В шкафу пахнет нафталином и совсем чуть-чуть
– Hej! – кричит поляк вошедшему человеку. – Coś ty za jeden?[7]
Топая, он выбирается в коридор. Кирби слышит их голоса; они взвиваются и опадают, но слов не разобрать. Лесть. Резкие ответы. Это его голос? Ничего непонятно. Слышится звонкий шлепок, как будто в голову коровы вогнали скобу из строительного пистолета. Потом визг, высокий и ломкий. Снова удар забойщика со скотобойни. И снова. И снова. Кирби не выдерживает – из горла рвется низкий скулеж, и она спешно зажимает рот руками.
Неожиданно визг стихает. Она вслушивается в тишину, кусая ладонь, лишь бы не закричать. Что-то глухо стучит. Раздается звук однобокой борьбы, хриплые вздохи и ругань. А потом лестница скрипит под чужими шагами, и на каждой ступеньке цоканье костыля отбивает по дереву четкий ритм.
Харпер
22 ноября 1931
Дверь распахивается в прошлое.
Харпер проходит внутрь – ножа у него больше нет, только теннисный мячик, – и с размаху влетает в крупного мужчину, стоящего в коридоре.

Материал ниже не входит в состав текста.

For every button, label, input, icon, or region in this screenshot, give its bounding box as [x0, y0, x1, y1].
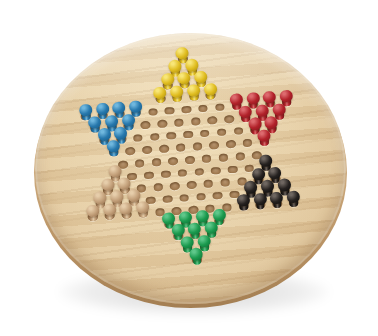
peg-head: [101, 178, 115, 191]
board-cell: [118, 208, 136, 222]
peg-head: [179, 211, 193, 224]
board-hole[interactable]: [198, 104, 208, 112]
peg-black[interactable]: [252, 199, 270, 213]
board-hole[interactable]: [140, 121, 150, 129]
board-hole[interactable]: [226, 140, 236, 148]
board-cell: [200, 177, 218, 191]
peg-head: [188, 222, 202, 235]
board-cell: [183, 178, 201, 192]
peg-natural[interactable]: [134, 207, 152, 221]
board-hole[interactable]: [166, 132, 176, 140]
board-cell: [231, 149, 249, 163]
board-hole[interactable]: [142, 146, 152, 154]
board-cell: [144, 105, 162, 119]
peg-head: [277, 178, 291, 191]
board-cell: [129, 131, 147, 145]
board-cell: [207, 164, 225, 178]
board-cell: [146, 130, 164, 144]
board-cell: [84, 210, 102, 224]
board-cell: [131, 156, 149, 170]
peg-head: [251, 168, 265, 181]
board-cell: [239, 136, 257, 150]
board-hole[interactable]: [159, 145, 169, 153]
board-cell: [190, 165, 208, 179]
board-hole[interactable]: [220, 178, 230, 186]
peg-head: [212, 208, 226, 221]
peg-head: [287, 190, 301, 203]
board-cell: [172, 141, 190, 155]
board-cell: [105, 146, 123, 160]
peg-yellow[interactable]: [185, 89, 203, 103]
board-cell: [216, 176, 234, 190]
peg-head: [253, 193, 267, 206]
peg-head: [270, 191, 284, 204]
peg-head: [114, 127, 128, 140]
board-cell: [205, 139, 223, 153]
board-hole[interactable]: [209, 141, 219, 149]
peg-head: [102, 203, 116, 216]
peg-head: [194, 70, 208, 83]
board-cell: [175, 191, 193, 205]
board-hole[interactable]: [200, 129, 210, 137]
board-cell: [170, 116, 188, 130]
peg-head: [86, 204, 100, 217]
peg-head: [272, 103, 286, 116]
peg-head: [280, 90, 294, 103]
board-cell: [148, 155, 166, 169]
board-hole[interactable]: [183, 131, 193, 139]
peg-head: [203, 82, 217, 95]
board-hole[interactable]: [153, 183, 163, 191]
board-hole[interactable]: [207, 116, 217, 124]
board-cell: [138, 143, 156, 157]
board-cell: [220, 112, 238, 126]
board-hole[interactable]: [192, 143, 202, 151]
board-hole[interactable]: [202, 155, 212, 163]
board-hole[interactable]: [165, 107, 175, 115]
board-hole[interactable]: [191, 117, 201, 125]
board-cell: [187, 115, 205, 129]
peg-head: [97, 128, 111, 141]
board-cell: [285, 196, 303, 210]
board-cell: [152, 92, 170, 106]
peg-head: [239, 105, 253, 118]
peg-head: [244, 181, 258, 194]
board-hole[interactable]: [157, 120, 167, 128]
board-cell: [192, 190, 210, 204]
board-cell: [202, 88, 220, 102]
peg-head: [257, 129, 271, 142]
peg-head: [121, 113, 135, 126]
board-hole[interactable]: [213, 192, 223, 200]
board-hole[interactable]: [194, 168, 204, 176]
peg-black[interactable]: [235, 200, 253, 214]
board-cell: [157, 167, 175, 181]
board-hole[interactable]: [243, 139, 253, 147]
board-cell: [198, 152, 216, 166]
peg-head: [95, 103, 109, 116]
board-cell: [189, 140, 207, 154]
board-cell: [179, 128, 197, 142]
peg-head: [110, 190, 124, 203]
peg-head: [170, 85, 184, 98]
peg-black[interactable]: [268, 197, 286, 211]
board-hole[interactable]: [203, 180, 213, 188]
board-hole[interactable]: [170, 182, 180, 190]
board-hole[interactable]: [224, 115, 234, 123]
peg-head: [129, 100, 143, 113]
board-cell: [153, 117, 171, 131]
board-cell: [166, 179, 184, 193]
peg-natural[interactable]: [118, 208, 136, 222]
board-hole[interactable]: [235, 152, 245, 160]
board-cell: [178, 103, 196, 117]
board-hole[interactable]: [211, 166, 221, 174]
peg-blue[interactable]: [105, 146, 123, 160]
board-hole[interactable]: [179, 194, 189, 202]
peg-natural[interactable]: [101, 209, 119, 223]
board-cell: [163, 129, 181, 143]
peg-natural[interactable]: [84, 210, 102, 224]
board-hole[interactable]: [228, 165, 238, 173]
peg-head: [180, 236, 194, 249]
board-hole[interactable]: [162, 195, 172, 203]
peg-head: [229, 93, 243, 106]
board-hole[interactable]: [215, 103, 225, 111]
board-cell: [159, 192, 177, 206]
board-cell: [185, 89, 203, 103]
peg-yellow[interactable]: [152, 92, 170, 106]
board-hole[interactable]: [217, 128, 227, 136]
peg-green[interactable]: [188, 253, 206, 267]
board-cell: [168, 91, 186, 105]
chinese-checkers-scene: [0, 0, 378, 336]
board-cell: [194, 101, 212, 115]
peg-head: [248, 117, 262, 130]
board-cell: [134, 207, 152, 221]
board-hole[interactable]: [177, 169, 187, 177]
board-cell: [181, 153, 199, 167]
board-hole[interactable]: [151, 158, 161, 166]
peg-head: [197, 234, 211, 247]
peg-head: [112, 101, 126, 114]
peg-head: [190, 248, 204, 261]
peg-field: [0, 0, 378, 336]
board-cell: [213, 125, 231, 139]
board-hole[interactable]: [144, 171, 154, 179]
board-cell: [140, 168, 158, 182]
board-hole[interactable]: [196, 193, 206, 201]
board-cell: [122, 144, 140, 158]
peg-head: [117, 177, 131, 190]
peg-head: [136, 201, 150, 214]
board-cell: [222, 137, 240, 151]
board-cell: [101, 209, 119, 223]
board-cell: [161, 104, 179, 118]
peg-head: [177, 72, 191, 85]
board-cell: [149, 180, 167, 194]
peg-head: [187, 84, 201, 97]
board-hole[interactable]: [187, 181, 197, 189]
peg-head: [195, 209, 209, 222]
board-hole[interactable]: [181, 105, 191, 113]
board-cell: [174, 166, 192, 180]
board-cell: [188, 253, 206, 267]
peg-head: [259, 154, 273, 167]
board-cell: [235, 200, 253, 214]
peg-head: [185, 59, 199, 72]
board-cell: [215, 151, 233, 165]
peg-head: [93, 191, 107, 204]
board-cell: [256, 135, 274, 149]
peg-yellow[interactable]: [202, 88, 220, 102]
board-cell: [196, 127, 214, 141]
peg-head: [263, 91, 277, 104]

Он пьян, а в руках держит замороженную индейку, схватив ее за пупырчатую розовую ногу. Когда Харпер видел его в прошлый раз, мужчина был мертв.
Тот бросается на него, орет, размахивает тушкой, словно дубинкой.
– Hej! Coś ty za jeden? Co ty tu kurwa robisz? Myślisz, że możesz tak sobie wejść do mojego domu?[8]
– День добрый, – дружелюбно приветствует Харпер, потому что знает исход этой встречи. – Был бы я любителем ставок, рискнул бы предположить, что вас зовут мистер Бартек.
Его пыл быстро остывает, и мужчина переходит на английский:
– Вас послал мистер Луи? Я же все ему объяснил. Я не мухлюю, друг мой! Я инженер. Удача, как и все остальное, подчиняется своим законам. Ее можно просчитать. Даже когда речь про фаро и скачки.
– Я вам верю.
– Могу вам помочь, если хотите. Со ставками. Метод проверенный, друг мой. Победа гарантирована. – Он с надеждой смотрит на Харпера. – Вы пьете? Давайте налью! У меня есть виски. Даже шампанское! И я как раз собирался заняться индейкой, на двоих ее хватит. Давайте сотрудничать. Зачем опускаться до насилия, согласитесь?
– Увы, не соглашусь. Снимите пиджак, будьте любезны.
Мужчина медлит. Он замечает, что на Харпере тот же самый пиджак – точнее, его будущая версия. Его бравада сдувается, сморщивается, как коровий желудок, когда вгоняешь в него нож.
– Вас ведь не Луи Коуэн прислал, да?
– Нет. – Имя гангстера ему знакомо, пусть он и не имел с ним дел. – Но я вам крайне признателен. За все это.